[AQUA] Adding handler for streaming inference predict endpoint #1190

kumar-shivam-ranjan · 2025-05-20T13:42:59Z

Description

This PR is intended to enhance the Model deployment inference experience within AQUA. With the introduction of new predict endpoint (/predictWithResponseStream) with streaming support , AQUA can now use this native API to provide streaming inference experience to users.

Sample payload

CURL

curl --location 'http://localhost:8888/aqua/inference/stream/<MD-OCID>' \
--header 'Content-Type: application/json' \
--data '{
    "max_tokens": 1024,
    "temperature": 0.5,
    "prompt": "what are some good skills deep learning expert.

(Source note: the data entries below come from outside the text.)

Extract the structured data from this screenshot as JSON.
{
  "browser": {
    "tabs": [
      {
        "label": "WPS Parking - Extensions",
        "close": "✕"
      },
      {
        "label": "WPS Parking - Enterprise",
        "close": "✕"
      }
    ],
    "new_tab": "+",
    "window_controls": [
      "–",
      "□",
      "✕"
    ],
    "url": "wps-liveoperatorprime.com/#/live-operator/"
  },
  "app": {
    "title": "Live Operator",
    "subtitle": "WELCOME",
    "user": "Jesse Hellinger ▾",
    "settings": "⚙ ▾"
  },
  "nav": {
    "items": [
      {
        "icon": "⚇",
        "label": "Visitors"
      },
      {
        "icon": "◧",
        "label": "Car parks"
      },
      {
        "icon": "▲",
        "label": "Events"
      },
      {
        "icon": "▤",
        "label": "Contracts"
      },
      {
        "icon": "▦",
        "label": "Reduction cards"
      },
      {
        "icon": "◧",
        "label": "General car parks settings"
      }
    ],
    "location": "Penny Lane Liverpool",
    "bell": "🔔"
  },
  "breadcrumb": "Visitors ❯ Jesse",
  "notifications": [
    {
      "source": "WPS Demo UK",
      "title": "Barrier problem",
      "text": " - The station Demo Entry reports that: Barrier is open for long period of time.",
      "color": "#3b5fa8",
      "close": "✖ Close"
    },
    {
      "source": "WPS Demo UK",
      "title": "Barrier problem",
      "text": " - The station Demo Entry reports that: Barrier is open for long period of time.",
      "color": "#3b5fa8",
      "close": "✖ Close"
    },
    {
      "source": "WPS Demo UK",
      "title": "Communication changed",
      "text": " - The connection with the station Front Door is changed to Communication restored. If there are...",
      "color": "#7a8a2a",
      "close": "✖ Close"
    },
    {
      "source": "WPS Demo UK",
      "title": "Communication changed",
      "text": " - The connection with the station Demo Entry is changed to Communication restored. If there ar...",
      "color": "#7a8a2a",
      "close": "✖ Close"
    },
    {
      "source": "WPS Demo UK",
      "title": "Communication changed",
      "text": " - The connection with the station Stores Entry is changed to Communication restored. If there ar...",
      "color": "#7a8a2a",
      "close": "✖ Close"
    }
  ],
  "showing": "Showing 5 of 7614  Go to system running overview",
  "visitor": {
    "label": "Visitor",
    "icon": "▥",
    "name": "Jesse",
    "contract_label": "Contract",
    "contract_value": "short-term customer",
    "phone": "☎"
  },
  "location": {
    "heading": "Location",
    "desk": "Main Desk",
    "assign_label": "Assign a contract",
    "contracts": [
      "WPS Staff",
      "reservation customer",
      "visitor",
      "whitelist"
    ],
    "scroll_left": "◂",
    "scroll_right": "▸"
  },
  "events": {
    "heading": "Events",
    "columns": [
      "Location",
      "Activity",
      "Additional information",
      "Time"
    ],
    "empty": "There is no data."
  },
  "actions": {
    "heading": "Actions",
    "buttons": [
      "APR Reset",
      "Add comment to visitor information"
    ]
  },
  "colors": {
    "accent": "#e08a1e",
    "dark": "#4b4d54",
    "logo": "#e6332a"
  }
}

Give us some tips on how to structure interview with some coding example?",
    "top_p": 0.4,
    "top_k": 100,
    "model": "odsc-llm",
    "frequency_penalty": 1,
    "presence_penalty": 1,
    "stream": true
}'

Unit tests

github-actions · 2025-05-20T14:14:36Z

📌 Cov diff with main:

📌 Overall coverage:

github-actions · 2025-05-20T15:27:40Z

📌 Cov diff with main:

📌 Overall coverage:

mrDzurb · 2025-05-20T15:30:30Z

ads/aqua/extension/deployment_handler.py

-        except Exception:
-            return False
-
+class AquaDeploymentStreamingInferenceHandler(AquaAPIhandler):


I didn't know that we use it at all

It was added before we had kernel messaging solution for inference. Since then it has been lying orphaned in code.
Now we can use this handler to expose streaming inference API which our client (AQUA UI) can use for inference instead of keeping the script at UI.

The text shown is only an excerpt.